Decía Tontxu Ipiña en una de sus canciones dedicadas a la inmigración que somos de colores y que tristemente, algunos no tienen ni nombre. No le faltaba razón. El color de nuestra piel nos define y nos coloca a uno u otro lado de la balanza. Cuanto más blanco, mejor. A medida que el tono de tu envoltorio va subiendo, tú vas descendiendo en la escala social. Tanto que si eres azabache tienes muy pocas posibilidades de cambiar de lado. Naces así, con una desesperanza aprendida que te hace saber que nunca saldrás de la zona mala. Ni siquiera te lo planteas porque eso, es así. El mundo de colores no está hecho para ti.

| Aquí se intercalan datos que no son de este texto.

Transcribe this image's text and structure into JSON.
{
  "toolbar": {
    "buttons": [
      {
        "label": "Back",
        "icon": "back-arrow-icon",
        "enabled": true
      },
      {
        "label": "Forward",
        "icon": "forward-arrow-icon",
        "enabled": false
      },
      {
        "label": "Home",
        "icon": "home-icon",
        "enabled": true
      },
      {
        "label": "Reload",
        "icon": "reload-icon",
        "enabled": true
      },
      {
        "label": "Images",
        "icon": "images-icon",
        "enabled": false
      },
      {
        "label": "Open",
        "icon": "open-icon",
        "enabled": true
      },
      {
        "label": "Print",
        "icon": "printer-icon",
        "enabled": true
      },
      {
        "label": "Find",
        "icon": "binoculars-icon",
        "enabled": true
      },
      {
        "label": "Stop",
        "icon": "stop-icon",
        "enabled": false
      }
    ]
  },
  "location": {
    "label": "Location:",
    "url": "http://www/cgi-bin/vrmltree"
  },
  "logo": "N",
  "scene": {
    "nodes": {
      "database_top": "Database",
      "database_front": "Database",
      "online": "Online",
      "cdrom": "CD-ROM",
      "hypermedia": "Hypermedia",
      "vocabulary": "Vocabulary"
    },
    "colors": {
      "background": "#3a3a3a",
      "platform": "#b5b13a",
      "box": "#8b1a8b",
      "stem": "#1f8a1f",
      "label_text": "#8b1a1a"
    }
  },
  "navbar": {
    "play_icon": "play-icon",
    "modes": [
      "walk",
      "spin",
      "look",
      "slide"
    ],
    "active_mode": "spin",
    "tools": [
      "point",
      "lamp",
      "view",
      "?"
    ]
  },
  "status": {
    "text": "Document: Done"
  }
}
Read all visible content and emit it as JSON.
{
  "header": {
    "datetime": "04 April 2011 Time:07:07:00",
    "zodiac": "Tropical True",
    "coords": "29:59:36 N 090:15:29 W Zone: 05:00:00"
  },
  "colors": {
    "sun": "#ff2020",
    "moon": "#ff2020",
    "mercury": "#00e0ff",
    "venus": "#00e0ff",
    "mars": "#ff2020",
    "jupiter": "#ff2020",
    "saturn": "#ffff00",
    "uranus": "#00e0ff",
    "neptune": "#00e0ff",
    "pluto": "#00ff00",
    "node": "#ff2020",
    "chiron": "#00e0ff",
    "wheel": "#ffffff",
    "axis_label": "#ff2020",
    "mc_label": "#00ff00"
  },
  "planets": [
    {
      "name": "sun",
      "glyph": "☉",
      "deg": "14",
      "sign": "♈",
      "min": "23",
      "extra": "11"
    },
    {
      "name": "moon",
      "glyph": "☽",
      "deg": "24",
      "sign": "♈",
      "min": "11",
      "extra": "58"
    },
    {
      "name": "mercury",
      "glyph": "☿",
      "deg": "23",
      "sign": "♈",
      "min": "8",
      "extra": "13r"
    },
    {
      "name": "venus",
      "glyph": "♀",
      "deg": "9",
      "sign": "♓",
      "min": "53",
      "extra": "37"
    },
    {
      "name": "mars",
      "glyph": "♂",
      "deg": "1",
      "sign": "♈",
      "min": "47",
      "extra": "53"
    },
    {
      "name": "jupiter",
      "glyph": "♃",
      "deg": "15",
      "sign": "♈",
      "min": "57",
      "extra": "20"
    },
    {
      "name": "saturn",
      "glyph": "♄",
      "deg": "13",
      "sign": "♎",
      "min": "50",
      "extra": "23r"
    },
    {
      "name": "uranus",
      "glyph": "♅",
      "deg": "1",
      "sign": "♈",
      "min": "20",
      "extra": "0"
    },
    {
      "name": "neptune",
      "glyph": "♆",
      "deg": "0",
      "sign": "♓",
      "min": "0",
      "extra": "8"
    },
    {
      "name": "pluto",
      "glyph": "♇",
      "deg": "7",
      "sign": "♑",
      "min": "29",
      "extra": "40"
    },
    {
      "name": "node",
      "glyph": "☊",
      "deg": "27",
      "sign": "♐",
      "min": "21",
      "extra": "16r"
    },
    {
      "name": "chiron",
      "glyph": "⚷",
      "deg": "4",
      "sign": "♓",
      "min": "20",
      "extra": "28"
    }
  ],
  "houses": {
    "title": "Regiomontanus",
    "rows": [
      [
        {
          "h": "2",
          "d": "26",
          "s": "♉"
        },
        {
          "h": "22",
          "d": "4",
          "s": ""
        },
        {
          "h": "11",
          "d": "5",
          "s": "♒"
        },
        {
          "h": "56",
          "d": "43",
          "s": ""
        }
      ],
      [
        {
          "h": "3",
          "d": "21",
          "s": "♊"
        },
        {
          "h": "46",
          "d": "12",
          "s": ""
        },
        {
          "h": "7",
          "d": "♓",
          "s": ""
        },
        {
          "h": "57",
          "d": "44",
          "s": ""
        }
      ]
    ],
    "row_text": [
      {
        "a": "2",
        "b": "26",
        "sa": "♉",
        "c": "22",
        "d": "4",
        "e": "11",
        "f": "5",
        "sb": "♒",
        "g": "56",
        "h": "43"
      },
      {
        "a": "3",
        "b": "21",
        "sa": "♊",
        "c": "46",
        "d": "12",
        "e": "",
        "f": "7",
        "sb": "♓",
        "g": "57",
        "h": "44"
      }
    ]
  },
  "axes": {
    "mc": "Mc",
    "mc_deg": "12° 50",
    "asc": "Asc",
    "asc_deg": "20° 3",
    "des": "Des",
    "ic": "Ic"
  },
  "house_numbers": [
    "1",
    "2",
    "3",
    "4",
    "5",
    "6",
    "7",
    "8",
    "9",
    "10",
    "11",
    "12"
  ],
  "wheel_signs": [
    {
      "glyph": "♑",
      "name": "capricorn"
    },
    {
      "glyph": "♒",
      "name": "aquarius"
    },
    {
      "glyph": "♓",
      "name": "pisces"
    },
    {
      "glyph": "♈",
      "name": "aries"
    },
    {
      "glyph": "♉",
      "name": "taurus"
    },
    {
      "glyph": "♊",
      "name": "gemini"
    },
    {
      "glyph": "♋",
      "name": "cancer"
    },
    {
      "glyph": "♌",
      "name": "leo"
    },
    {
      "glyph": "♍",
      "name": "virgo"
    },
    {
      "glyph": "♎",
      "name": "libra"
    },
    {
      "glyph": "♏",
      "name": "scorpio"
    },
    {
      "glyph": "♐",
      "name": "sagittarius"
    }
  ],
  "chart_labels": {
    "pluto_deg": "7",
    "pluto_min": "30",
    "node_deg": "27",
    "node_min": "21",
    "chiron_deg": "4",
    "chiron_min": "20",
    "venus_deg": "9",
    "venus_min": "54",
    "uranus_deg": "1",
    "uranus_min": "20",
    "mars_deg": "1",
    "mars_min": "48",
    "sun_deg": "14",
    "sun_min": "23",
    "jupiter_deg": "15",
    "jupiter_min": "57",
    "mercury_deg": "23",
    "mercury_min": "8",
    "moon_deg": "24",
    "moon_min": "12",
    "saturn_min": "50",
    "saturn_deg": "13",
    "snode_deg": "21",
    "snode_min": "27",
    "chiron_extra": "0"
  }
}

Pero hete aquí que de repente hay una catástrofe natural o una invasión de Rusia sobre Ucrania y todo esto nos coloca frente al espejo de la desigualdad. Pero no solo de la que existe entre las personas afectadas por esas tragedias sino de la que ejercemos nosotras mismas, nosotros, a pesar de asegurar que la raza no nos importa, que ayudamos igual a unos y otros. No, lo cierto es que no. Qué se lo pregunten a los sirios, por ejemplo.

En las últimas semanas se han dado varias situaciones en Euskadi que nos han acercado a las diferencias que establecemos y, sobre todo, a los recelos que despiertan algunas pieles. El Gobierno central anunció su intención de construir un centro de acogida internacional de refugiados en Vitoria en el que se invertirán 14 millones de euros y dará cobijo a 350 personas. Al Ejecutivo vasco no le ha gustado mucho la decisión, más bien nada, argumentando que no se necesita y que la decisión se ha
tomado de manera unilateral y sin tener en cuenta la idiosincrasia vasca. También en el PP opinan que Vitoria no es el mejor lugar para instalar un centro de refugiados y que el proyecto no tiene en cuenta la realidad de la ciudad.

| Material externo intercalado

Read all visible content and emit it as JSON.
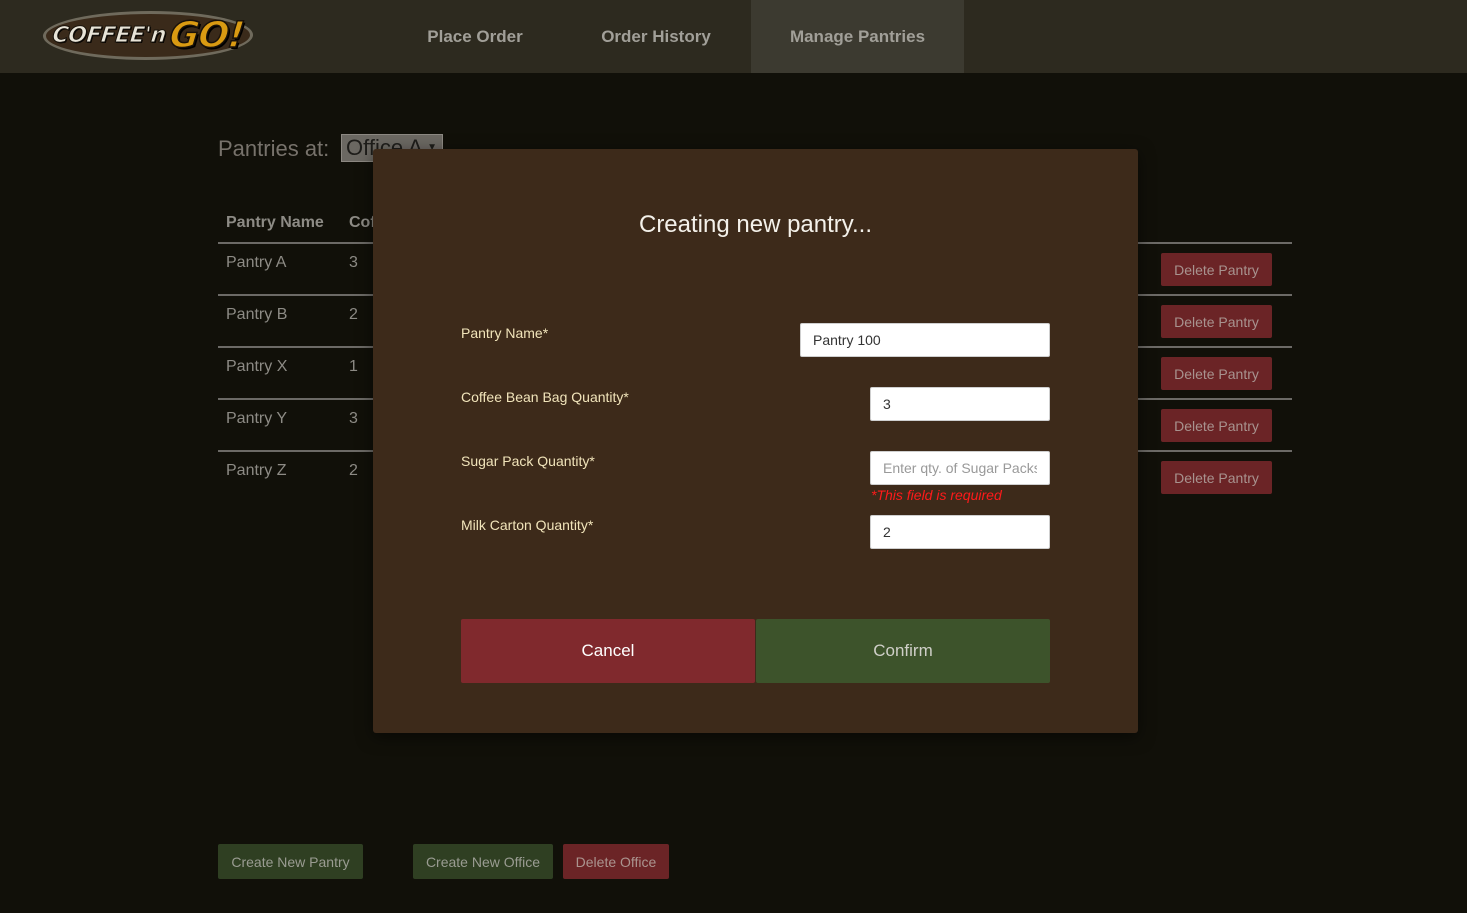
{
  "nav": {
    "logo_text": "COFFEE'n",
    "logo_go": "GO!",
    "items": [
      {
        "label": "Place Order"
      },
      {
        "label": "Order History"
      },
      {
        "label": "Manage Pantries"
      }
    ]
  },
  "page": {
    "office_label": "Pantries at:",
    "office_selected": "Office A",
    "table": {
      "headers": [
        "Pantry Name",
        "Coffee"
      ],
      "rows": [
        {
          "name": "Pantry A",
          "coffee": "3",
          "action": "Delete Pantry"
        },
        {
          "name": "Pantry B",
          "coffee": "2",
          "action": "Delete Pantry"
        },
        {
          "name": "Pantry X",
          "coffee": "1",
          "action": "Delete Pantry"
        },
        {
          "name": "Pantry Y",
          "coffee": "3",
          "action": "Delete Pantry"
        },
        {
          "name": "Pantry Z",
          "coffee": "2",
          "action": "Delete Pantry"
        }
      ]
    },
    "buttons": {
      "create_pantry": "Create New Pantry",
      "create_office": "Create New Office",
      "delete_office": "Delete Office"
    }
  },
  "modal": {
    "title": "Creating new pantry...",
    "fields": {
      "pantry_name": {
        "label": "Pantry Name",
        "required": "*",
        "value": "Pantry 100"
      },
      "coffee_qty": {
        "label": "Coffee Bean Bag Quantity",
        "required": "*",
        "value": "3"
      },
      "sugar_qty": {
        "label": "Sugar Pack Quantity",
        "required": "*",
        "value": "",
        "placeholder": "Enter qty. of Sugar Packs",
        "error": "*This field is required"
      },
      "milk_qty": {
        "label": "Milk Carton Quantity",
        "required": "*",
        "value": "2"
      }
    },
    "cancel_label": "Cancel",
    "confirm_label": "Confirm"
  },
  "colors": {
    "modal_bg": "#3d2a1a",
    "cancel": "#80292d",
    "confirm": "#3d532b",
    "error": "#ff1a1a"
  }
}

Naces así, con una desesperanza aprendida que te hace saber que nunca saldrás de la zona mala

Tampoco Bildu o Elkarrekin Podemos se muestran favorables a tener en el centro de la ciudad el que sería la instalación de acogida de refugiados más grande de España.
Independientemente de si Gasteiz es el lugar adecuado o de si en Euskadi la recepción de personas refugiadas se hace de una forma u otra, me interesa especialmente la opinión de los vecinos del barrio del edificio en el que va a construirse el centro. En Arana dicen estar a favor del proyecto, pero “no en su barrio”. Así se lo han hecho saber a Denis Itxaso, el Delegado del Gobierno, al tiempo que le han trasladado su deseo de que el edificio sirva para usos sociosanitarios como, por ejemplo, la atención a personas aquejadas de Alzheimer.

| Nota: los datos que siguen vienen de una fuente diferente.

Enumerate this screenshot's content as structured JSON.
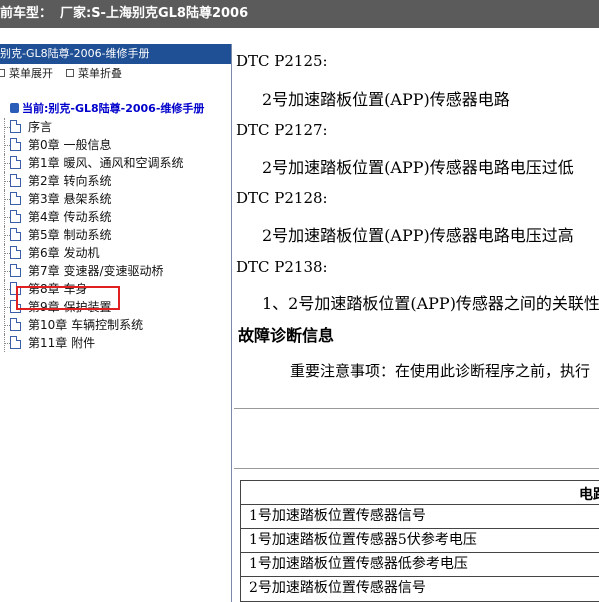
{
  "topbar": {
    "label": "前车型：",
    "value": "厂家:S-上海别克GL8陆尊2006"
  },
  "sidebar": {
    "title": "别克-GL8陆尊-2006-维修手册",
    "expand_label": "菜单展开",
    "collapse_label": "菜单折叠",
    "root_label": "当前:别克-GL8陆尊-2006-维修手册",
    "items": [
      {
        "label": "序言"
      },
      {
        "label": "第0章 一般信息"
      },
      {
        "label": "第1章 暖风、通风和空调系统"
      },
      {
        "label": "第2章 转向系统"
      },
      {
        "label": "第3章 悬架系统"
      },
      {
        "label": "第4章 传动系统"
      },
      {
        "label": "第5章 制动系统"
      },
      {
        "label": "第6章 发动机"
      },
      {
        "label": "第7章 变速器/变速驱动桥"
      },
      {
        "label": "第8章 车身"
      },
      {
        "label": "第9章 保护装置"
      },
      {
        "label": "第10章 车辆控制系统"
      },
      {
        "label": "第11章 附件"
      }
    ],
    "selected_index": 7
  },
  "content": {
    "dtcs": [
      {
        "code": "DTC P2125:",
        "desc": "2号加速踏板位置(APP)传感器电路"
      },
      {
        "code": "DTC P2127:",
        "desc": "2号加速踏板位置(APP)传感器电路电压过低"
      },
      {
        "code": "DTC P2128:",
        "desc": "2号加速踏板位置(APP)传感器电路电压过高"
      },
      {
        "code": "DTC P2138:",
        "desc": "1、2号加速踏板位置(APP)传感器之间的关联性"
      }
    ],
    "heading": "故障诊断信息",
    "notice": "重要注意事项：在使用此诊断程序之前，执行",
    "table": {
      "header": "电路",
      "rows": [
        "1号加速踏板位置传感器信号",
        "1号加速踏板位置传感器5伏参考电压",
        "1号加速踏板位置传感器低参考电压",
        "2号加速踏板位置传感器信号"
      ]
    }
  },
  "colors": {
    "topbar_bg": "#5b5b5b",
    "sidebar_header_bg": "#1f4f95",
    "root_text": "#0000cc",
    "highlight_border": "#e02020"
  }
}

Aseguran que no saben quiénes son las personas que van a llegar al centro y que eso les crea mucha inseguridad. Claro, me imagino que tanta como la que sienten en sus países las personas que se ven obligadas a dejar su casa, su familia, sus pertenencias y toda su vida para cruzar el mundo e instalarse en un lugar que les es completamente ajeno. Vienen, como también lo hacen las personas migrantes, en busca de paz y una vida mejor. Para ello necesitan bienestar físico y mental, asesoramiento jurídico y algo tan importante como derribar la barrera idiomática aprendiendo la lengua del país que les acoge. Pero el caso es que no les conocemos, no sabemos su historia y preferimos un centro para personas que desgraciadamente, y no por voluntad propia, han perdido la memoria que para quienes
van a vivir permanentemente recordando el lugar del que tuvieron que huir.

Pero el caso es que no les conocemos, no sabemos su historia y preferimos un centro para personas que desgraciadamente, y no por voluntad propia, han perdido la memoria que para quienes van a vivir permanentemente recordando el lugar del que tuvieron que huir

No quiero olvidarme tampoco de las mujeres que hace unos días recorrían la Gran Vía bilbaína para pedir que no se les trate como a delincuentes en cuanto cruzan la entrada de un comercio, que no se les vigile más que a las demás, que les traten con respeto y como si su piel no fuese morena. Son las mujeres gitanas, que se han lanzado a la calle cansadas de unas miradas y unos recelos que vulneran su libertad. En mis visitas a los campamentos de refugiados de Tinduf he visto cómo las mujeres ponen en riesgo su salud al untarse en la cara una especie de pasta ácida que les come el color. ¿Por qué lo hacen? Porque quieren ser blancas, es decir, respetadas y con derechos.